# Connection Wifi



## Manouk (5 Juin 2010)

Bonjour à tous,

Avec mon IPad tout neuf, je n'arrive pas à me connecter en Wifi sur ma LiveBox. J'ai rentré 10 x ma clé... rien à faire. Quelqu'un a une astuce ou peut-il me dire précisément comment faire ? 
J'ai fait ainsi : j'ai été dans ma LB prendre ma clé, sur l'Ipad dans Réseau, Wifi, j'ai choisi la LB, j'ai appuyé sur la flêche bleue et j'ai tapé la clé. Faut-il faire autre chose ?
Merci pour votre aide.


----------



## Sylvain_ain (5 Juin 2010)

Si ça n'a pas changé, il faut appuyer sur un bouton sur la livebox avant d'y connecter un nouveau client wifi.


----------



## samoussa (5 Juin 2010)

Exact. Tu dois appuyer sur un bouton de la livebox pour qu' elle permette la connexion wifi.


----------



## Manouk (5 Juin 2010)

Je suis une buse, j'avais complètement oublié ce truc ! Ca marche désormais. Merci à Sylvain_ain et Samoussa pour leur aide.


----------



## romain31000 (7 Juin 2010)

Tout est tellement plus simple avec FT...


----------



## optimum (7 Juin 2010)

c'est vrai que cette histoire de filtrage MAC est casse pieds avec Orange !!


----------



## emir37 (18 Juin 2010)

de mon coté, pas moyen non plus, j'ai tapé la clef un bon nombre de fois et toujours pas d'autorisation, je réseau est bien reconnu, la boite : une livebox pro et pas de bouton ????
au secours !


----------



## yvos (18 Juin 2010)

attention à la casse aussi ! sauf erreur de ma part, les lettres doivent être tapées en majuscules


----------



## emir37 (18 Juin 2010)

exact, il faut tout en majuscule sans espace....

une fois reconnu le réseau Wi-Fi, pas moyen de se connecter à internet ?
Y a t-il réglages à faire ?


----------



## samoussa (18 Juin 2010)

Y'a pas de boutons sur ta livebox pro?!

Et tu es allé voir ici ?


----------



## emir37 (18 Juin 2010)

en fait, j'ai bien 2 boutons numérotés sur la live box pro, j'ai appuyé sur le numéro un, et mon ipad à fini par trouvé le réseau...
mais quand je lance safari, il m'annonce ne pas être connecté à internet.

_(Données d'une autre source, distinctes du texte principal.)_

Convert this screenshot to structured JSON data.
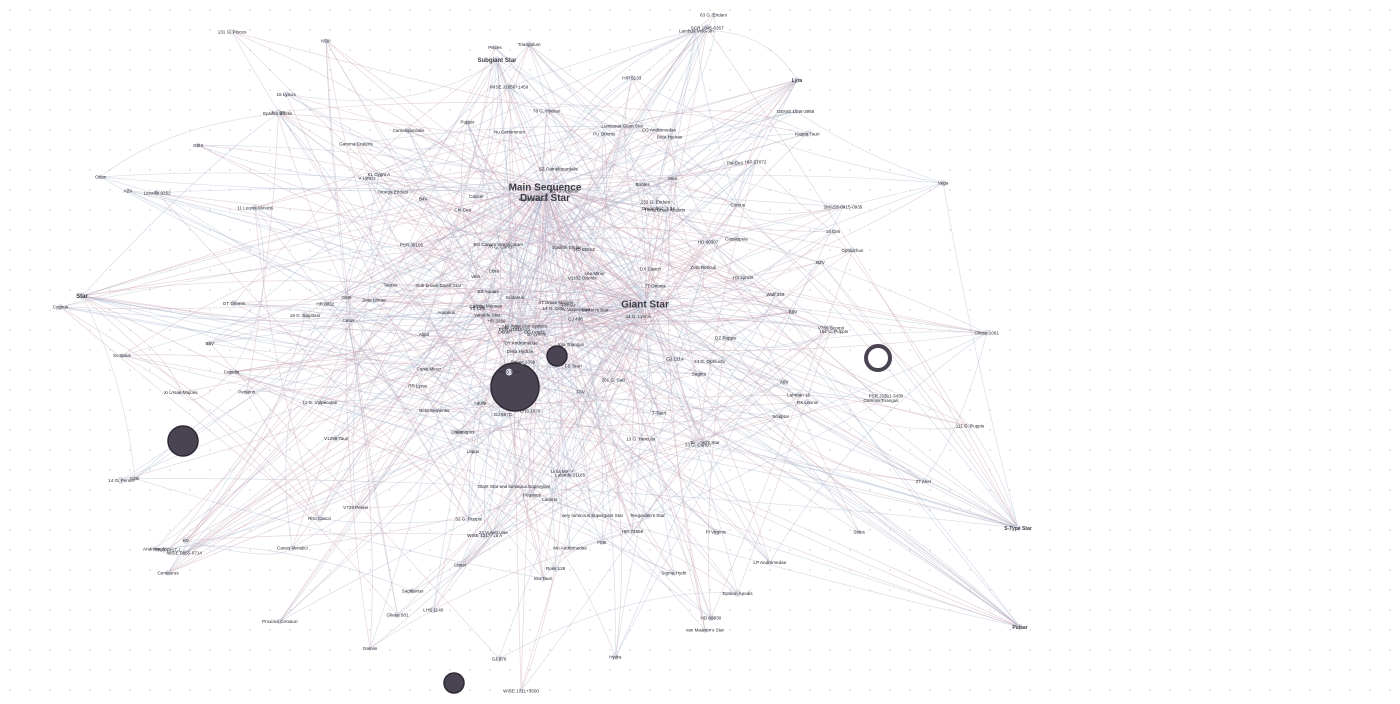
{
  "graph": {
    "colors": {
      "background": "#ffffff",
      "edge_red": "#c9a3b4",
      "edge_blue": "#a9b6cf",
      "node": "#dcdce6",
      "label": "#2b2b33",
      "bubble_dark": "#4a4452"
    },
    "hubs": [
      {
        "label": "Main Sequence",
        "label2": "Dwarf Star"
      },
      {
        "label": "Giant Star"
      },
      {
        "label": "Star"
      },
      {
        "label": "Subgiant Star"
      },
      {
        "label": "Lyra"
      },
      {
        "label": "Pulsar"
      },
      {
        "label": "S-Type Star"
      }
    ],
    "nodes": [
      "Multiple Star System",
      "Algol",
      "Aquila",
      "Triangulum",
      "Ophiuchus",
      "Ursa Major",
      "Canes Venatici",
      "Cassiopeia",
      "Andromeda",
      "Pisces",
      "Cancer",
      "Puppis",
      "Cetus",
      "Perseus",
      "Hydra",
      "Aquarius",
      "Taurus",
      "Auriga",
      "Pegasus",
      "Sagittarius",
      "Scorpius",
      "Gemini",
      "Orion",
      "Draco",
      "Cygnus",
      "Carina",
      "Vela",
      "Leo Minor",
      "Libra",
      "Lepus",
      "Canopus",
      "Mira",
      "Eridanus",
      "Capella",
      "Sirius",
      "Canis Minor",
      "Centaurus",
      "Camelopardalis",
      "Sagitta",
      "Vega",
      "Deneb",
      "Lacerta",
      "Corvus",
      "Crater",
      "Fornax",
      "Sculptor",
      "Boötes",
      "T-Tauri",
      "Variable Star",
      "Luminous Giant Star",
      "very luminous Supergiant Star",
      "Sub-brown Dwarf Star",
      "Giant Star and luminous Supergiant",
      "A0V",
      "B2V",
      "B4V",
      "B6V",
      "B8V",
      "K0",
      "K5III",
      "K3III",
      "F6V",
      "F0III",
      "G8III",
      "G0III",
      "A2V",
      "WISE 1217+16 A",
      "WISE 1711+3500",
      "PSR B1919+21",
      "PSR J0108",
      "PSR J1311-3430",
      "47 Ursae Majoris",
      "61 Cygni A",
      "Epsilon Eridani",
      "Tau Ceti",
      "Gliese 581",
      "Kapteyn's Star",
      "Barnard's Star",
      "Wolf 359",
      "Lalande 21185",
      "Ross 128",
      "Luyten's Star",
      "Teegarden's Star",
      "Groombridge 34",
      "Struve 2398",
      "Lacaille 9352",
      "van Maanen's Star",
      "YZ Ceti",
      "Gliese 1061",
      "DX Cancri",
      "EZ Aquarii",
      "14 G. Persei",
      "11 Leonis Minoris",
      "14 G. Ceti",
      "27 Ariel",
      "18 Lyncis",
      "15 Lyncis",
      "22 Vulpeculae",
      "32 G. Puppis",
      "111 G. Puppis",
      "24 G. Ophiuchi",
      "44 G. Lyncis",
      "13 G. Herculis",
      "63 G. Eridani",
      "77 Orionis",
      "111 G. Aquilae",
      "19 G. Sagittarii",
      "33 G. Cancri",
      "76 G. Cancri",
      "131 G. Pisces",
      "154 G. Puppis",
      "201 G. Ceti",
      "233 G. Eridani",
      "11 G. Vulpeculae",
      "14 Ceti",
      "78 G. Hydrae",
      "Eta Tauri",
      "Delta Hydrae",
      "Gamma Trianguli",
      "Beta Serpentis",
      "Epsilon Boötis",
      "Zeta Librae",
      "Psi Ceti",
      "Iota Trianguli",
      "Omega Eridani",
      "Nu Geminorum",
      "Mu Andromedae",
      "Epsilon Apodis",
      "Chi Ceti",
      "Beta Hydrae",
      "Pi Virginis",
      "Gamma Crateris",
      "Lambda Velorum",
      "Theta Ursae Majoris",
      "Rho Cancri",
      "Sigma Hydri",
      "Kappa Tauri",
      "Xi Ursae Majoris",
      "Alpha Mensae",
      "Zeta Reticuli",
      "HIP 5133",
      "HIP 72659",
      "HIP 27072",
      "HR 3259",
      "HR 8832",
      "HD 40307",
      "HD 69830",
      "HD 85512",
      "GJ 1214",
      "GJ 436",
      "GJ 667C",
      "GJ 876",
      "LHS 1140",
      "LHS 1678",
      "TRAPPIST-1",
      "Proxima Centauri",
      "V1182 Orionis",
      "V819 Tauri",
      "V Vulpeculae",
      "V Lyncis",
      "V739 Persei",
      "V760 Scorpii",
      "V1298 Tauri",
      "RX Leonis",
      "RR Lyrae",
      "RS Canum Venaticorum",
      "CG Andromedae",
      "CC Lyncis",
      "DY Andromedae",
      "FS Tauri",
      "HS Lyncis",
      "GT Orionis",
      "LP Andromedae",
      "PU Orionis",
      "QZ Puppis",
      "SZ Camelopardalis",
      "WISE J2056+1459",
      "WISE 0855-0714",
      "2MASS 0415-0935",
      "Luhman 16",
      "DENIS 1048-3956",
      "SCR 1845-6357"
    ]
  }
}
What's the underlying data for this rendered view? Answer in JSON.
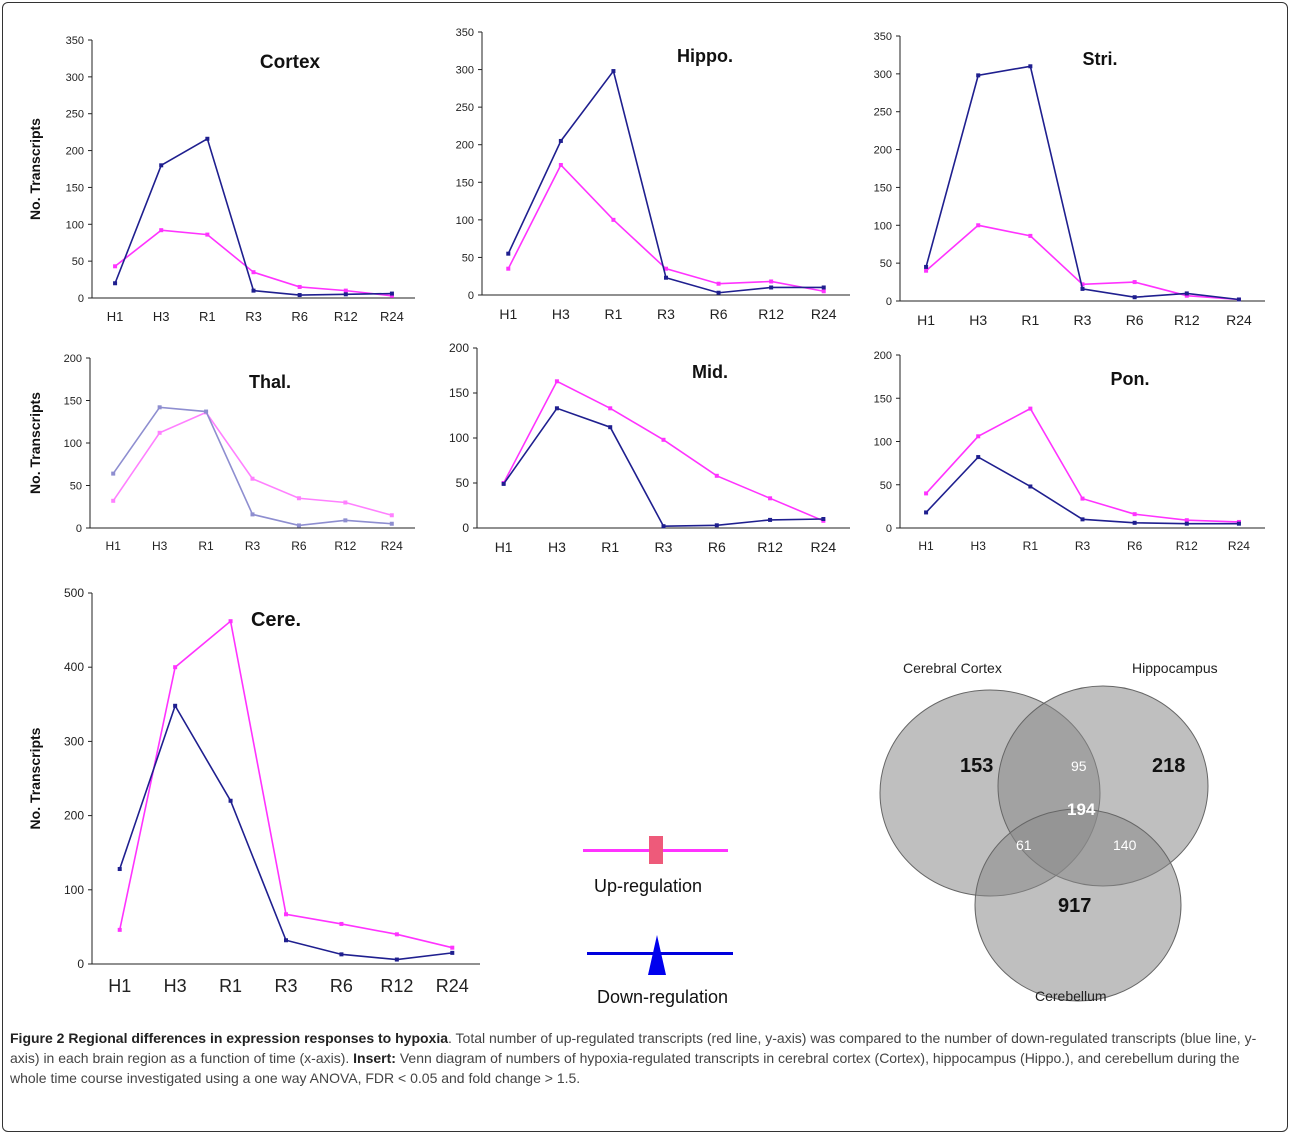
{
  "colors": {
    "up": "#ff33ff",
    "up_marker": "#ee5a7a",
    "down": "#1f1f8f",
    "down_marker": "#0000ee",
    "thal_down": "#8e8ed0",
    "thal_up": "#ff80ff",
    "axis": "#222222",
    "venn": "#8a8a8a"
  },
  "chart_data": [
    {
      "id": "cortex",
      "type": "line",
      "title": "Cortex",
      "ylabel": "No. Transcripts",
      "xlabel": "",
      "categories": [
        "H1",
        "H3",
        "R1",
        "R3",
        "R6",
        "R12",
        "R24"
      ],
      "ylim": [
        0,
        350
      ],
      "yticks": [
        "0",
        "50",
        "100",
        "150",
        "200",
        "250",
        "300",
        "350"
      ],
      "series": [
        {
          "role": "up",
          "values": [
            43,
            92,
            86,
            35,
            15,
            10,
            3
          ]
        },
        {
          "role": "down",
          "values": [
            20,
            180,
            216,
            10,
            4,
            5,
            6
          ]
        }
      ]
    },
    {
      "id": "hippo",
      "type": "line",
      "title": "Hippo.",
      "ylabel": "",
      "xlabel": "",
      "categories": [
        "H1",
        "H3",
        "R1",
        "R3",
        "R6",
        "R12",
        "R24"
      ],
      "ylim": [
        0,
        350
      ],
      "yticks": [
        "0",
        "50",
        "100",
        "150",
        "200",
        "250",
        "300",
        "350"
      ],
      "series": [
        {
          "role": "up",
          "values": [
            35,
            173,
            100,
            35,
            15,
            18,
            5
          ]
        },
        {
          "role": "down",
          "values": [
            55,
            205,
            298,
            23,
            3,
            10,
            10
          ]
        }
      ]
    },
    {
      "id": "stri",
      "type": "line",
      "title": "Stri.",
      "ylabel": "",
      "xlabel": "",
      "categories": [
        "H1",
        "H3",
        "R1",
        "R3",
        "R6",
        "R12",
        "R24"
      ],
      "ylim": [
        0,
        350
      ],
      "yticks": [
        "0",
        "50",
        "100",
        "150",
        "200",
        "250",
        "300",
        "350"
      ],
      "series": [
        {
          "role": "up",
          "values": [
            40,
            100,
            86,
            22,
            25,
            7,
            2
          ]
        },
        {
          "role": "down",
          "values": [
            45,
            298,
            310,
            16,
            5,
            10,
            2
          ]
        }
      ]
    },
    {
      "id": "thal",
      "type": "line",
      "title": "Thal.",
      "ylabel": "No. Transcripts",
      "xlabel": "",
      "categories": [
        "H1",
        "H3",
        "R1",
        "R3",
        "R6",
        "R12",
        "R24"
      ],
      "ylim": [
        0,
        200
      ],
      "yticks": [
        "0",
        "50",
        "100",
        "150",
        "200"
      ],
      "series": [
        {
          "role": "up",
          "values": [
            32,
            112,
            136,
            58,
            35,
            30,
            15
          ]
        },
        {
          "role": "down",
          "values": [
            64,
            142,
            137,
            16,
            3,
            9,
            5
          ]
        }
      ]
    },
    {
      "id": "mid",
      "type": "line",
      "title": "Mid.",
      "ylabel": "",
      "xlabel": "",
      "categories": [
        "H1",
        "H3",
        "R1",
        "R3",
        "R6",
        "R12",
        "R24"
      ],
      "ylim": [
        0,
        200
      ],
      "yticks": [
        "0",
        "50",
        "100",
        "150",
        "200"
      ],
      "series": [
        {
          "role": "up",
          "values": [
            50,
            163,
            133,
            98,
            58,
            33,
            8
          ]
        },
        {
          "role": "down",
          "values": [
            49,
            133,
            112,
            2,
            3,
            9,
            10
          ]
        }
      ]
    },
    {
      "id": "pon",
      "type": "line",
      "title": "Pon.",
      "ylabel": "",
      "xlabel": "",
      "categories": [
        "H1",
        "H3",
        "R1",
        "R3",
        "R6",
        "R12",
        "R24"
      ],
      "ylim": [
        0,
        200
      ],
      "yticks": [
        "0",
        "50",
        "100",
        "150",
        "200"
      ],
      "series": [
        {
          "role": "up",
          "values": [
            40,
            106,
            138,
            34,
            16,
            9,
            7
          ]
        },
        {
          "role": "down",
          "values": [
            18,
            82,
            48,
            10,
            6,
            5,
            5
          ]
        }
      ]
    },
    {
      "id": "cere",
      "type": "line",
      "title": "Cere.",
      "ylabel": "No. Transcripts",
      "xlabel": "",
      "categories": [
        "H1",
        "H3",
        "R1",
        "R3",
        "R6",
        "R12",
        "R24"
      ],
      "ylim": [
        0,
        500
      ],
      "yticks": [
        "0",
        "100",
        "200",
        "300",
        "400",
        "500"
      ],
      "series": [
        {
          "role": "up",
          "values": [
            46,
            400,
            462,
            67,
            54,
            40,
            22
          ]
        },
        {
          "role": "down",
          "values": [
            128,
            348,
            220,
            32,
            13,
            6,
            15
          ]
        }
      ]
    }
  ],
  "legend": {
    "up_label": "Up-regulation",
    "down_label": "Down-regulation"
  },
  "venn": {
    "labels": {
      "cortex": "Cerebral Cortex",
      "hippo": "Hippocampus",
      "cere": "Cerebellum"
    },
    "values": {
      "cortex_only": "153",
      "hippo_only": "218",
      "cere_only": "917",
      "cortex_hippo": "95",
      "cortex_cere": "61",
      "hippo_cere": "140",
      "all": "194"
    }
  },
  "caption": {
    "title": "Figure 2 Regional differences in expression responses to hypoxia",
    "text1": ". Total number of up-regulated transcripts (red line, y-axis) was compared to the number of down-regulated transcripts (blue line, y-axis) in each brain region as a function of time (x-axis). ",
    "insert_label": "Insert:",
    "text2": " Venn diagram of numbers of hypoxia-regulated transcripts in cerebral cortex (Cortex), hippocampus (Hippo.), and cerebellum during the whole time course investigated using a one way ANOVA, FDR < 0.05 and fold change > 1.5."
  }
}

ps : pas moyen d'accéder au panneau de config de la livebox, pas de résultat quand je tape 192.168.1.1 ????


----------



## samoussa (18 Juin 2010)

tu l'as debranchée du secteur pendant 2 minutes. et pour l'ip de la box, c'est à partir d'un ordi à mon avis


----------



## emir37 (18 Juin 2010)

Ah, ça y est enfin, j'ai fini par y arriver grâce à tous ces conseils, MERCI


----------